In sum, an employer must treat an employee who is a certified patient for medical marijuana use in the same manner as it would treat other disabled employees who require a reasonable accommodation to perform their jobs and may not simply terminate the employee for testing positive for marijuana.  Instead, the focus should be on whether the use of marijuana by an employee who is a certified patient creates a safety concern or negatively impacts on productivity and whether a reasonable accommodation can address the employer’s concerns.

Recreational Marijuana

On March 31, 2021, Governor Cuomo signed into law the Marijuana Regulation and Taxation Act legalizing the use of recreational marijuana.  This makes New York the 15th state to do so. Among other things, the law allows adults 21 years and older to possess up to three ounces of cannabis for recreational purposes or 24 grams of concentrated forms of the drug, such as oils. Although smoking cannabis in public will be permitted wherever smoking tobacco is allowed, smoking marijuana will still not be allowed in workplaces.

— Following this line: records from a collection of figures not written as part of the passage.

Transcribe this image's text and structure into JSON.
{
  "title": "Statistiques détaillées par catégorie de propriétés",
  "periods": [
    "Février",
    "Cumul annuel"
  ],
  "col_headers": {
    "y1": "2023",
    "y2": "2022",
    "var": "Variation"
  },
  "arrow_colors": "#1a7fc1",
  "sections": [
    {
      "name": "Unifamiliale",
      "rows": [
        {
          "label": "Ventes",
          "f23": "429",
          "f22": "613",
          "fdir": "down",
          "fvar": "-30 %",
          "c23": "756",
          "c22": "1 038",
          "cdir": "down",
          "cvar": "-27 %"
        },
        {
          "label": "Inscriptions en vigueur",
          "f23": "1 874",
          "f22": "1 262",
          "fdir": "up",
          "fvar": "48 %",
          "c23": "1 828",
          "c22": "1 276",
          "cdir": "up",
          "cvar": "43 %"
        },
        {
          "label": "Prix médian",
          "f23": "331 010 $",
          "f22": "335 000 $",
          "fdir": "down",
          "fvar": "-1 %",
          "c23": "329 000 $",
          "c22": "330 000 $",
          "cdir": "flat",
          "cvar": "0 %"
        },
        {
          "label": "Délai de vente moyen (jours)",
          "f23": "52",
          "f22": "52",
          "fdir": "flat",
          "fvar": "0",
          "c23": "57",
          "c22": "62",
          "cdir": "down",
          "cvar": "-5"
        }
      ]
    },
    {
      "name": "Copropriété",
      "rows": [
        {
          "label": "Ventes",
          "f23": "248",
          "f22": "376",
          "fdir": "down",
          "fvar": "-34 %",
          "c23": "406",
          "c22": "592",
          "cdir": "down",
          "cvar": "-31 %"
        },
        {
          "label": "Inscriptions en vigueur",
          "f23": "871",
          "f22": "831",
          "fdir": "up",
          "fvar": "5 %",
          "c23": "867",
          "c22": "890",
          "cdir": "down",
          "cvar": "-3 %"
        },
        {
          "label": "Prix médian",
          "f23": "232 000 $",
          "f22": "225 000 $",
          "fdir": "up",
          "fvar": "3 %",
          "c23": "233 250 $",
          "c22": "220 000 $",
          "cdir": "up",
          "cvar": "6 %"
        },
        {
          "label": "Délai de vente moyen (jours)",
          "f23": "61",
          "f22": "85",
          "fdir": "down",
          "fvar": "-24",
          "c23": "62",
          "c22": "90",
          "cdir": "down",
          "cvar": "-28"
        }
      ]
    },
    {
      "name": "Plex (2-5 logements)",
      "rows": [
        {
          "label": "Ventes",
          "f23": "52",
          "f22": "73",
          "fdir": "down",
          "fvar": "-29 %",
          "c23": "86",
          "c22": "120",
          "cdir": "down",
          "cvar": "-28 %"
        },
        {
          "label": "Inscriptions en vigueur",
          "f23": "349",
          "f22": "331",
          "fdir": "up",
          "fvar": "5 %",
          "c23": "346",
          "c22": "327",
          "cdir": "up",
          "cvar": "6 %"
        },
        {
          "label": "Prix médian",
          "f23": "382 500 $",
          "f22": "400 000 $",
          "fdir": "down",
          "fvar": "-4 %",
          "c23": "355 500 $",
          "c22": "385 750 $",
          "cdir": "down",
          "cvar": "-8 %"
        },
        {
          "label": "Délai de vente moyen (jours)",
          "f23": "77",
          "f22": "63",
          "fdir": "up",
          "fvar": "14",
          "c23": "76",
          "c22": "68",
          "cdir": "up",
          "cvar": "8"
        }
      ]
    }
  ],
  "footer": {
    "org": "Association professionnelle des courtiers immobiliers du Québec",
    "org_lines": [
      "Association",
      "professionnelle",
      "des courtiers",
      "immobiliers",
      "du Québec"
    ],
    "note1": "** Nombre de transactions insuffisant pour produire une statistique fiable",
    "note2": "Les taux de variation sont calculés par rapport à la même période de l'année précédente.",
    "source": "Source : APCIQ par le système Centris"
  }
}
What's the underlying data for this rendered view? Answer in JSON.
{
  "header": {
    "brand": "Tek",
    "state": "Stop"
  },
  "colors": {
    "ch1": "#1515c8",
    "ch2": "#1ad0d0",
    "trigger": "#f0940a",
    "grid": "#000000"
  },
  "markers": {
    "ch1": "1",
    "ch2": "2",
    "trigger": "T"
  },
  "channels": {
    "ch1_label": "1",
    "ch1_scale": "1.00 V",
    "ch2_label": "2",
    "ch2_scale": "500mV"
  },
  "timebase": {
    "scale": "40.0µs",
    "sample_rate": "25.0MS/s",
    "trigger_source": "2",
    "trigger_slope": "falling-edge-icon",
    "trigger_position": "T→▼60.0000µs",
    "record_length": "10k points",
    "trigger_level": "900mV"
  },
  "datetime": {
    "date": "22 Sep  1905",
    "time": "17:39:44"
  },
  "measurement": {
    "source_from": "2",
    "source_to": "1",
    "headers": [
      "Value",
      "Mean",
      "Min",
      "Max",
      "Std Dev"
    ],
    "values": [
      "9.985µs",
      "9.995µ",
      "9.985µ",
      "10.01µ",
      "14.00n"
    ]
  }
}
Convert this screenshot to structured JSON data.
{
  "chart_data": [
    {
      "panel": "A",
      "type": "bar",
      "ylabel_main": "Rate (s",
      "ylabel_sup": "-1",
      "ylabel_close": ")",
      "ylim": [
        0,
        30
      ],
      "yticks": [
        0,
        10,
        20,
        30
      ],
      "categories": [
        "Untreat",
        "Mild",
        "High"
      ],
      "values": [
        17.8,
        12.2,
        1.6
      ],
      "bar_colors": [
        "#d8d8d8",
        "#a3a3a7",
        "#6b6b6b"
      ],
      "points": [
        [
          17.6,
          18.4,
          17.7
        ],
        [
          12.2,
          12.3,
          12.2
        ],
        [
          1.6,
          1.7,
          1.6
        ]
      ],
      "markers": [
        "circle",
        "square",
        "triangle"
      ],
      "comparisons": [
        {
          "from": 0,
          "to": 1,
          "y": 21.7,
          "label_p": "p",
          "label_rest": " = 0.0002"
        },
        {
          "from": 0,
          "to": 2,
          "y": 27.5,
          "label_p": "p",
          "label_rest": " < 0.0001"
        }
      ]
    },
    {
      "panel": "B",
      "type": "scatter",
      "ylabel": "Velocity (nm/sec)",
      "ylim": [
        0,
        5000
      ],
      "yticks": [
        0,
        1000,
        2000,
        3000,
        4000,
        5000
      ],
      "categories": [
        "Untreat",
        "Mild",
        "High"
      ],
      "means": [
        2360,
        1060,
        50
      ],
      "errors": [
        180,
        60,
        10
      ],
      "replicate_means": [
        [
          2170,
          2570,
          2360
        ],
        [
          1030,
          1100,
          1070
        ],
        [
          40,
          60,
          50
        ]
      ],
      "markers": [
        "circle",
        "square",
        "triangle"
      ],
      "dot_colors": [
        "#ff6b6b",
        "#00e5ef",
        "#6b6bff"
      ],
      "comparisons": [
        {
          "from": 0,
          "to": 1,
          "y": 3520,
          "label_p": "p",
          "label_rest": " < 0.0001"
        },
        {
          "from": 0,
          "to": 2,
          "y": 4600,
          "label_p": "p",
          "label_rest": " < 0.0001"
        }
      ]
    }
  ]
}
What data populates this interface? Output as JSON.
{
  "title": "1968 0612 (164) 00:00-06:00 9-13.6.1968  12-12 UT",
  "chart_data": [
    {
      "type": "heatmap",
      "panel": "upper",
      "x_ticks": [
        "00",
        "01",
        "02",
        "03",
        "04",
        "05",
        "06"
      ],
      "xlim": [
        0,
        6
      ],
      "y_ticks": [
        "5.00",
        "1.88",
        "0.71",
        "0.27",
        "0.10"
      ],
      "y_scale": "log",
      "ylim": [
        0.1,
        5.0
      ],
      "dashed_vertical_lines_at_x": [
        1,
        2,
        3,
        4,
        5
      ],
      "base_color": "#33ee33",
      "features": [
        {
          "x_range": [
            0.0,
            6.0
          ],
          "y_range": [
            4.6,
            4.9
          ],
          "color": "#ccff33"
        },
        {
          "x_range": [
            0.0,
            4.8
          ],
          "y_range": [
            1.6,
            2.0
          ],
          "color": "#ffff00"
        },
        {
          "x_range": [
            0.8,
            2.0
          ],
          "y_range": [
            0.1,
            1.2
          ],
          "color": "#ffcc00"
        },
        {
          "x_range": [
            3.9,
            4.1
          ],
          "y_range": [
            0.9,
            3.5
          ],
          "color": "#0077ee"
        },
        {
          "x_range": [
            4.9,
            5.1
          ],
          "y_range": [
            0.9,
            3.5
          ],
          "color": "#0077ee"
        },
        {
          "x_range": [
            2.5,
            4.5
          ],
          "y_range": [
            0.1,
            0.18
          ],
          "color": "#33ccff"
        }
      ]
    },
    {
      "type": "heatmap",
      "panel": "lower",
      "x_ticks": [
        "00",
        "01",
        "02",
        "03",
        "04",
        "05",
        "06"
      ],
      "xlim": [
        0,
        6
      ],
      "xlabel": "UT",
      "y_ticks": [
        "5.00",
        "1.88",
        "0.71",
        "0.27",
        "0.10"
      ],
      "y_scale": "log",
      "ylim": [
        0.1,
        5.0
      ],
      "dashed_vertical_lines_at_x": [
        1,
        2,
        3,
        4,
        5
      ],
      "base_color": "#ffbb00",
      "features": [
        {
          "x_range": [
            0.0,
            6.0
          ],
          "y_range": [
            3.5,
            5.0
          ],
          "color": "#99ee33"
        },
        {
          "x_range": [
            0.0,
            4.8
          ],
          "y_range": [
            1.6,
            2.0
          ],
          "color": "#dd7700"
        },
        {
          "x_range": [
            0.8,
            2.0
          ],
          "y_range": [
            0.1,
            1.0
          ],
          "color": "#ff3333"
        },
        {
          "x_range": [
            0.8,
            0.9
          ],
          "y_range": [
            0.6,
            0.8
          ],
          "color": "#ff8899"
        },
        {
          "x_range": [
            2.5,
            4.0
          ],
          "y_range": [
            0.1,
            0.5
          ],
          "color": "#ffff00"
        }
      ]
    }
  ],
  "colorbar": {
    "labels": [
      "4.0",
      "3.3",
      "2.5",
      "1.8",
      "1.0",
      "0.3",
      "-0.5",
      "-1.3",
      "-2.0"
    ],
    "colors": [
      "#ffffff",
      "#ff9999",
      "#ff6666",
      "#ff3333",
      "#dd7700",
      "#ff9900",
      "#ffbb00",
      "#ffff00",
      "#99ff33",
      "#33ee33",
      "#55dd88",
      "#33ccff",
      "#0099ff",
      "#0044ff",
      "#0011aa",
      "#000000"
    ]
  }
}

This new law will create issues with respect to drug free workplace policies. While the law does not contain a provision similar to that in the Compassionate Care Act in which a certified patient is deemed have a “disability” thereby making it illegal to discriminate against an employee who is a certified patient on the basis that he or she uses medical marijuana, the legal use of marijuana creates its own issues for an employer since an employee can test positive for marijuana days after having last used the drug.  While it is too early to know how the law will develop in this area, it is suggested that, with regard to disciplinary action against an employee who tests positive for marijuana use, that the employer’s focus should be on whether the employee is able to properly perform his job, and whether the use of marijuana negatively impacts on the quality of his work or productivity, creates a dangerous or unhealthy work environment, or raises safety concerns.  Indeed, New York Labor Law 201-d(1)(b) specifically provides in relevant part that unless otherwise provided by law, “it shall be unlawful for any employer or employment agency to refuse to hire, employ or license, or to discharge from employment or otherwise discriminate against an individual in compensation, promotion or terms, conditions or privileges of employment because of . . .  (b) an individual’s legal use of consumable products, including cannabis in accordance with state law, prior to the beginning or after the conclusion of the employee’s work hours, and off of the employer’s premises and without use of the employer’s equipment or other property.”


[1]           See Pub. Health Law §3360.7(a) for a list of the serious conditions covered by the Act.